Cloudera Runtime is the core open-source software distribution within CDP that Cloudera maintains, supports, versions, and packages as a single entity. Cloudera Runtime includes multiple open-source projects, including Apache components, connectors and encryption components, and other components from Cloudera. These components constitute the core distribution of data management tools within CDP.
Cloudera Manager is a web application that administrators and others can use to configure, manage, and monitor CDP clusters and Cloudera Runtime services. You can also use the Cloudera Manager API to programmatically perform management tasks.
CDP Private Cloud Base software components shows the major Apache software components that constitute Cloudera Runtime 7.1.7 SP2 for CDP Private Cloud Base, along with a brief description of each. For more information about all included components, including versions, see Cloudera Runtime Component Versions on the Cloudera documentation website.

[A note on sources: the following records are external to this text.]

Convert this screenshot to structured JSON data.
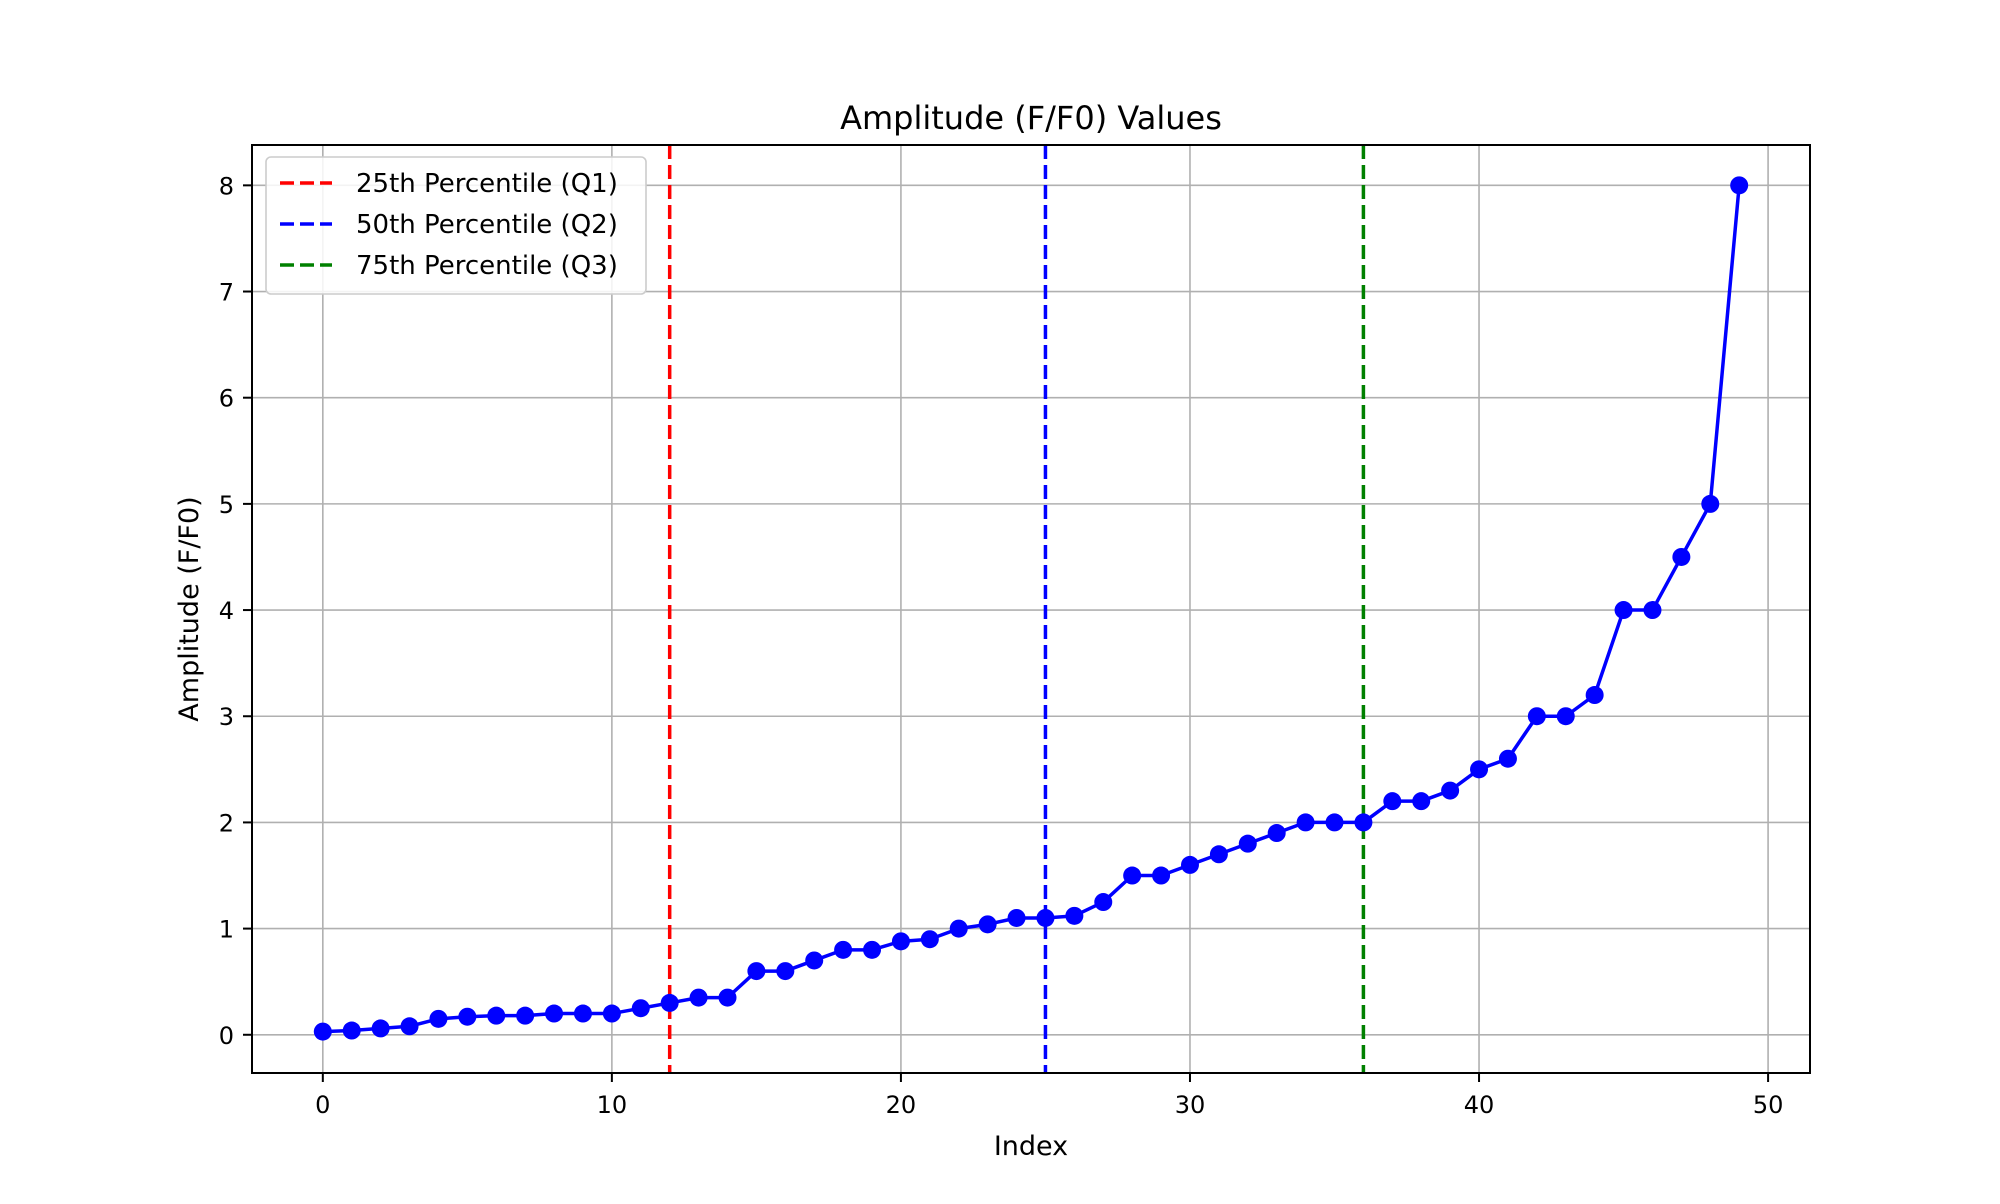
{
  "chart_data": {
    "type": "line",
    "title": "Amplitude (F/F0) Values",
    "xlabel": "Index",
    "ylabel": "Amplitude (F/F0)",
    "xlim": [
      -2.45,
      51.45
    ],
    "ylim": [
      -0.36,
      8.38
    ],
    "xticks": [
      0,
      10,
      20,
      30,
      40,
      50
    ],
    "yticks": [
      0,
      1,
      2,
      3,
      4,
      5,
      6,
      7,
      8
    ],
    "grid": true,
    "legend_position": "upper left",
    "series": [
      {
        "color": "#0000ff",
        "marker": "circle",
        "x": [
          0,
          1,
          2,
          3,
          4,
          5,
          6,
          7,
          8,
          9,
          10,
          11,
          12,
          13,
          14,
          15,
          16,
          17,
          18,
          19,
          20,
          21,
          22,
          23,
          24,
          25,
          26,
          27,
          28,
          29,
          30,
          31,
          32,
          33,
          34,
          35,
          36,
          37,
          38,
          39,
          40,
          41,
          42,
          43,
          44,
          45,
          46,
          47,
          48,
          49
        ],
        "y": [
          0.03,
          0.04,
          0.06,
          0.08,
          0.15,
          0.17,
          0.18,
          0.18,
          0.2,
          0.2,
          0.2,
          0.25,
          0.3,
          0.35,
          0.35,
          0.6,
          0.6,
          0.7,
          0.8,
          0.8,
          0.88,
          0.9,
          1.0,
          1.04,
          1.1,
          1.1,
          1.12,
          1.25,
          1.5,
          1.5,
          1.6,
          1.7,
          1.8,
          1.9,
          2.0,
          2.0,
          2.0,
          2.2,
          2.2,
          2.3,
          2.5,
          2.6,
          3.0,
          3.0,
          3.2,
          4.0,
          4.0,
          4.5,
          5.0,
          8.0
        ]
      }
    ],
    "vlines": [
      {
        "name": "25th Percentile (Q1)",
        "x": 12,
        "color": "#ff0000",
        "style": "dashed"
      },
      {
        "name": "50th Percentile (Q2)",
        "x": 25,
        "color": "#0000ff",
        "style": "dashed"
      },
      {
        "name": "75th Percentile (Q3)",
        "x": 36,
        "color": "#008000",
        "style": "dashed"
      }
    ]
  }
}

The associated Data Management with Cloudera Data Platform Private Cloud Base Design Guides describe where these components are deployed across the various nodes.
Component | Description |
Apache Arrow | Arrow is a cross-language development platform for in-memory data. |
Apache Atlas | Atlas provides data governance capabilities for Hadoop. Atlas is also a common metadata store, which is designed to exchange metadata within and outside of the Hadoop stack. |
Apache Avro | Avro is a row-oriented remote procedure call and data serialization framework for Apache Hadoop. |
Apache Calcite | Calcite is a framework for building databases and data management systems. It includes a SQL parser, an API for building expressions in relational algebra, and a query planning engine. |
Apache Hadoop | Apache Hadoop is a framework that enables distributed processing of large datasets across clusters of systems, using simple programming models. Apache Hadoop is designed to scale out from single servers to thousands of servers. Hadoop also includes YARN for resource management and job scheduling and HDFS, the Hadoop Distributed File System. |
Apache HBase | HBase provides random, persistent access to data as a natively nonrelational database. HBase is ideal for scenarios that require real-time analysis and tabular data for end-user applications. |
Apache Hive | Hive is a data warehouse system for summarizing, querying, and analyzing huge, disparate datasets. |
Apache Impala | Impala provides high-performance, low-latency SQL queries on data stored in Apache Hadoop file formats. |
Apache Kafka | Kafka is a distributed and highly available event streaming platform. It is used for high-performance data pipelines, streaming analytics, data integration, and mission-critical applications. |
Apache Knox | Knox is an application gateway for interacting securely with the REST APIs and user interfaces of one or more Hadoop clusters. |
Apache Kudu | Kudu combines fast inserts and updates, and efficient columnar scans, to enable multiple real-time analytic workloads across a single storage layer. Kudu provides fast analytics on fast data. |
Apache Livy | Livy is a service that enables easy interaction with a Spark cluster over a REST interface. |
Apache MapReduce | MapReduce is a software framework for writing applications that process vast amounts of data in-parallel on large clusters in a reliable, fault-tolerant manner. |
Apache Oozie | Oozie is a workflow and coordination service for managing Apache Hadoop jobs. |
Apache ORC | Optimized Row Columnar (ORC) is a self-describing, type-aware columnar file format designed for Hadoop workloads. |
Apache Ozone | Ozone is a scalable, redundant, and distributed object store optimized for big data workloads. |
Apache Parquet | Parquet is a columnar storage format available to any project in the Hadoop ecosystem, regardless of the data processing framework, data model, or programming language. |
Apache Phoenix | Phoenix is an add-on for Apache HBase that provides a programmatic ANSI SQL interface. |
Apache Ranger | Ranger is a CDP security component that enables you to control access to CDP services. Ranger also provides access auditing and reporting. |
Apache Solr | Solr provides natural language access to data stored in, or ingested into, Hadoop, HBase, or cloud storage. |
Apache Spark | Spark is a distributed, in-memory data processing engine designed for large-scale data processing and analytics. |
Apache Sqoop | Sqoop is a CLI-based tool for bulk transfers of data between relational databases and HDFS or cloud object stores. |
Apache Tez | Tez is an extensible framework for building high-performance batch and interactive data processing applications, which YARN coordinates in Apache Hadoop. |
Apache YARN | YARN is the processing layer for managing distributed applications that run on multiple machines in a network. |
Apache Zeppelin | Zeppelin is a multipurpose, web-based notebook that enables data-driven, interactive data analytics and collaborative documents with SQL, Scala, Python, R and more. |
Apache ZooKeeper | ZooKeeper is a centralized service that enables highly reliable, distributed coordination, including maintaining configuration information, naming, and providing distributed synchronization and group services. |